True, today these additional workers might be in China or they might be robots. But the principle still holds: if we want the increased supply necessary to satisfy the needs of the people and the economy, more money must first be injected into the economy. Demand drives supply.  People must have money in their pockets before they can shop, stimulating increased production.  Production doesn’t need as many human workers as it once did. To get enough money in the economy to drive the needed supply, it might be time to issue a national dividend divided equally among the people.

Increased demand will drive up prices only when the economy hits full productive capacities. It is at that point, and not before, that taxes may need to be levied—not to fund the federal budget, but to prevent “overheating” and keep prices stable. Overheating in the current economy could be a long time coming, however, since according to the Fed’s figures, $4 trillion needs to be added into the money supply just to get it back to where it was in 2008.

Taxes might be avoided altogether, if excess funds were pulled out with fees charged for various government services. A good place to start might be with banking services rendered by publicly-owned banks that returned their profits to the public.

Taking a Lesson from Iceland: Austerity Doesn’t Work

The Federal Reserve has lavished over $13 trillion in computer-generated bail-out money on the banks, and still the economy is flagging and the debt ceiling refuses to go away. If this money had been pumped into the real economy instead of into the black hole of the private banking system, we might have a thriving economy today.

We need to take a lesson from Iceland, which turned its hopelessly insolvent economy around when other European countries were drowning in debt despite severe austerity measures.
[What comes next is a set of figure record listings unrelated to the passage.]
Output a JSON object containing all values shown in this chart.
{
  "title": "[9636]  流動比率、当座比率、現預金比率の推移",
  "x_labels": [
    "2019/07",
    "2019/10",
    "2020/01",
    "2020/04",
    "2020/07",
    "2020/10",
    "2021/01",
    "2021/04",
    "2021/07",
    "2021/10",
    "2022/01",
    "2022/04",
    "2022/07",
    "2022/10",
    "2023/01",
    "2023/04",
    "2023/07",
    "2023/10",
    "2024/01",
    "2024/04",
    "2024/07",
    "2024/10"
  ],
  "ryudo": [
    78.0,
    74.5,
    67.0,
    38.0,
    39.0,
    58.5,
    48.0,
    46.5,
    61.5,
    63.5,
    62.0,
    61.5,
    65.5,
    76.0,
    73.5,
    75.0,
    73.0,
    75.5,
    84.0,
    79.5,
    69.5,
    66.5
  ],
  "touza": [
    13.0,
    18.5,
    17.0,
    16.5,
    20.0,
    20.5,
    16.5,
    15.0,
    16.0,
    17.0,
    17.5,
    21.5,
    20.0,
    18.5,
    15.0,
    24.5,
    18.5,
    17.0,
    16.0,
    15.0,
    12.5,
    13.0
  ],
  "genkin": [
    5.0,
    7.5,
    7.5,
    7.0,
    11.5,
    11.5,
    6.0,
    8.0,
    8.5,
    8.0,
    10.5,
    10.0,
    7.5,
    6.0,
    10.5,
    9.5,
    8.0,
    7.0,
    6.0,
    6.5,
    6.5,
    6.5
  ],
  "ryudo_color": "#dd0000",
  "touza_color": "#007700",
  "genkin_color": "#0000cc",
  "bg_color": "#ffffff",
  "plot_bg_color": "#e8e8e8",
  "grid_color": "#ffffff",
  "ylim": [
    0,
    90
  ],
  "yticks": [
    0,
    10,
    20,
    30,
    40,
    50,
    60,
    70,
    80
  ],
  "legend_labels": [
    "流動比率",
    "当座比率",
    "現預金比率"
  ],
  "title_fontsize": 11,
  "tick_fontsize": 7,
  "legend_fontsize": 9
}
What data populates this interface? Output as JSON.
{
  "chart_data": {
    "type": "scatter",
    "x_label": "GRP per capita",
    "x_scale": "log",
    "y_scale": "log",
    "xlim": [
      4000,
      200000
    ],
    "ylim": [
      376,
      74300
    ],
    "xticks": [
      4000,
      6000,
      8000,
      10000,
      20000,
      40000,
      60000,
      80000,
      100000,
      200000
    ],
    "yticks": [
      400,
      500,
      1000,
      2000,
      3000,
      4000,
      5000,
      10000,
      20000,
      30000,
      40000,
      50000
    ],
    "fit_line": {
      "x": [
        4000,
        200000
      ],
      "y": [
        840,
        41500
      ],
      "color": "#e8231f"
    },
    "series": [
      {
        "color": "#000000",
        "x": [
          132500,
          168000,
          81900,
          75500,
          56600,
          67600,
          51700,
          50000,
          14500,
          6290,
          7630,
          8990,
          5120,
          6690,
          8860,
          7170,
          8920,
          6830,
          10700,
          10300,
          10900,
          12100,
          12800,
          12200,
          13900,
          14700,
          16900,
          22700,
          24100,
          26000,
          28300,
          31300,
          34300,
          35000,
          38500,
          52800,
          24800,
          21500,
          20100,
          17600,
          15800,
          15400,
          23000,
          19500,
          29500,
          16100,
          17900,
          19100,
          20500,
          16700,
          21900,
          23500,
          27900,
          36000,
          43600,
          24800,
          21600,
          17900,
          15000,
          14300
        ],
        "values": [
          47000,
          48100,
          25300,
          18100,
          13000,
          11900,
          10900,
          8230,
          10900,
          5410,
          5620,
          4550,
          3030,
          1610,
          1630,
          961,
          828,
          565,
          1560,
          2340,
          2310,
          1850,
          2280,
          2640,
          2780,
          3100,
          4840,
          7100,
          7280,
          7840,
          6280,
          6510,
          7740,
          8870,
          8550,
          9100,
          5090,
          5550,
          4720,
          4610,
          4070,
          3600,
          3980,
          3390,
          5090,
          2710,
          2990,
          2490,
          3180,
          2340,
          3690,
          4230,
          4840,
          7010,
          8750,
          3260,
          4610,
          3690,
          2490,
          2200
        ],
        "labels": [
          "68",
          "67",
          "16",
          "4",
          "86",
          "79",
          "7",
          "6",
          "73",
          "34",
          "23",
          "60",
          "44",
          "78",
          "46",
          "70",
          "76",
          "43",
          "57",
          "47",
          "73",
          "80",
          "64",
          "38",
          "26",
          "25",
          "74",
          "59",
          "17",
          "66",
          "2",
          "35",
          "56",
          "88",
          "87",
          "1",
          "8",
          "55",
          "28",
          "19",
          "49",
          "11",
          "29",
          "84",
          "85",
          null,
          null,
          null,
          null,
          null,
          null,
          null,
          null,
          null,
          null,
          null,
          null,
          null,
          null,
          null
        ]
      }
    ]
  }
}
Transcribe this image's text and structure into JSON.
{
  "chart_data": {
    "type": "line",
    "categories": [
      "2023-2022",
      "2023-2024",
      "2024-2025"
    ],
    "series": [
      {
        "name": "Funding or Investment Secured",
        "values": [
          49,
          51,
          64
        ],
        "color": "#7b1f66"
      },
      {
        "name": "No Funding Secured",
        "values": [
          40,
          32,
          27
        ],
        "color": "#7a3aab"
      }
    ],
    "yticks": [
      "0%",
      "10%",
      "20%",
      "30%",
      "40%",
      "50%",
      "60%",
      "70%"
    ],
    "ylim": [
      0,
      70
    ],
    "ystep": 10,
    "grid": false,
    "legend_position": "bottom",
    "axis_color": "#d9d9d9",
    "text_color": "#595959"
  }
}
Iceland’s president Olafur Grimson was asked at the Davos conference in January 2013 why his country had survived where Europe had failed.  He replied:

I think it surprises a lot of people that a year ago we were accepted by the world as a failed financial system, but now we are back on recovery with economic growth and very little unemployment, and I think the primary reason is that . . . we didn’t follow the traditional prevailing orthodoxies of the Western world in the last 30 years.  We introduced currency controls; we let the banks fail; we provided support for the poor; we didn’t introduce austerity measures of the scale you are seeing here in Europe.  And the end result four years later is that Iceland is enjoying progress and recovery very different from the other countries that suffered from the financial crisis. [Emphasis added.]

He added:

[W]hy do [we] consider the banks to be the holy churches of the modern economy? . . . The theory that you have to bail out banks is a theory about bankers enjoying for their own profit the success and then letting ordinary people bear the failure through taxes and austerity, and people in enlightened democracies are not going to accept that in the long run.

The Road to Prosperity

We are waking up from the long night of our delusion. We do not need to follow the prevailing economic orthodoxies, which have consistently failed and are not corroborated by empirical data.  We need a permanent money supply, and the money must come from somewhere. It is the right and duty of government to provide a money supply that is adequate and sustainable.

It is also the duty of government to provide the public services necessary for a secure and prosperous life for its people. As Thomas Edison observed in the 1920s, if the government can issue a dollar bond, it can issue a dollar bill. Both are backed by “the full faith and credit of the United States.”  The government can pay for all the services its people need and eliminate budget crises permanently, simply by issuing the dollars to pay for them, debt-free and interest-free.